In an interview with Jeffrey Goldberg, Saudi Arabia's crown prince Mohammed bin Salman - currently in the US - compared Iran's supreme leader, Ayatollah Ali Khamenei, unfavourably to Hitler - "Hitler didn’t do what the supreme leader is trying to do. Hitler tried to conquer Europe. … The supreme leader is trying to conquer the world.”
Well, the enmity between Saudi Arabia and Iran - the leaders of the Sunni and the Shi'ite worlds - is nothing new, though it has been heating up recently. More significant, perhaps, was what Prince Mohammed had to say about Israel:
Another key—though sub rosa—member of Prince Mohammed’s alliance is Israel, a country about which Prince Mohammed did not have a bad word to say. In fact, when I asked him whether he believed the Jewish people have a right to a nation-state in at least part of their ancestral homeland, he said: “I believe that each people, anywhere, has a right to live in their peaceful nation. I believe the Palestinians and the Israelis have the right to have their own land.” According to the former U.S. peace negotiator Dennis Ross, moderate Arab leaders have spoken of the reality of Israel’s existence, but acknowledgement of any sort of “right” to Jewish ancestral land has been a red line no leader has crossed until now.
Lee Smith suggests that Mohammed bin Salman [MBS] would be wise to embrace Israel not just for reasons of realpolitik.

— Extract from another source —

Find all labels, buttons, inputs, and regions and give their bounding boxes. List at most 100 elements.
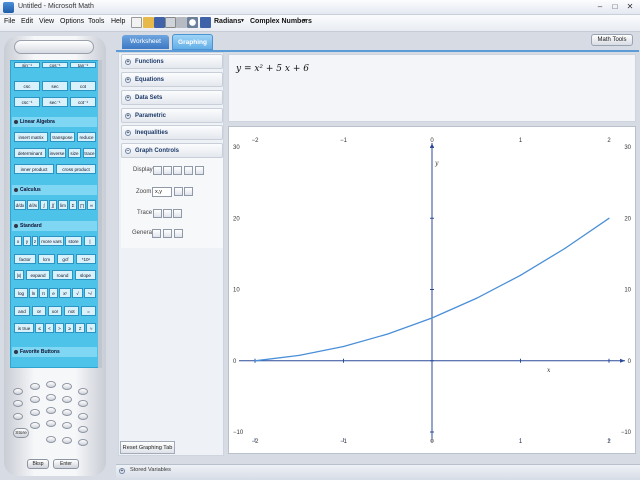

The poison of antisemitism, which so profoundly colours Middle Eastern culture, renders those in its grip unable to function effectively since their view of the world is so fundamentally irrational:
While Hitler comparisons are rarely advisable, MBS’s analogy underscores the fact that he sees the nature of the Iranian region very differently than another world leader Jeffrey Goldberg interviewed, several times in fact—former President Barack Obama. Shortly after the Obama White House struck the nuclear agreement with Iran in July 2015, Goldberg pressed Obama on the Iranian regime’s anti-Semitism. Obama saw it as functional.
“The fact that you are anti-Semitic, or racist, doesn’t preclude you from being interested in survival,” said Obama. “It doesn’t preclude you from being rational about the need to keep your economy afloat; it doesn’t preclude you from making strategic decisions about how you stay in power; and so the fact that the supreme leader is anti-Semitic doesn’t mean that this overrides all of his other considerations.”
It didn’t take impoverished Iranians protesting against the economy their leaders had pillaged to show that Obama was fundamentally wrong about the nature of the regime — and about one of the chief ideological weapons that it cultivates. Anti-Semitism and reason cannot exist side by side because anti-Semitism is the precise form that unreason takes in modern politics.
The criticism of anti-Semitism typically focuses on the damage that it does to Jews, but that’s only one part of the equation. The other concern is what it does to those who are afflicted by anti-Semitism, non-Jews, by turning them into stark raving lunatics who are incapable of understanding the world and thus acting in it rationally. If you believe that one percent of the world’s population controls global wealth, communications, and even the weather, it becomes increasingly difficult to function. When an entire society adopts this as a worldview, it’s over. “The Jews control the weather” is not a starting point from which anyone makes progress....
Thus, the Iranian threat isn’t just military, but is also cultural. That’s why MBS is in a rush to undo the post-1979 regional order, represented now by the obscurantist regime in Tehran that courts war not simply with Israel, but with all of its neighbors, from the Persian Gulf to the eastern Mediterranean. To keep Saudi Arabia moving headlong in the other direction, the future, the logical move for a man who keeps shocking the system is to embrace Israel. By establishing normal relations with the Jewish state, MBS would be enshrining his vision for a normal Saudi Arabia.
It depends upon the kind of anti-Jewish prejudice one is dealing with and the hold it has upon the individual in question. An example of someone who was prejudiced and who successfully exploited anti-Semitism was Karl Lueger, a relatively successful mayor of late nineteenth century Vienna who famously said: Wer Jude ist, bestimme ich (I decide who is a Jew
Posted by: Paul | April 05, 2018 at 11:42 AM
Yes, there are genuine anti-Semites and others who, conscientiously,in pursuit of precise goals, use anti-Semitism as a tool.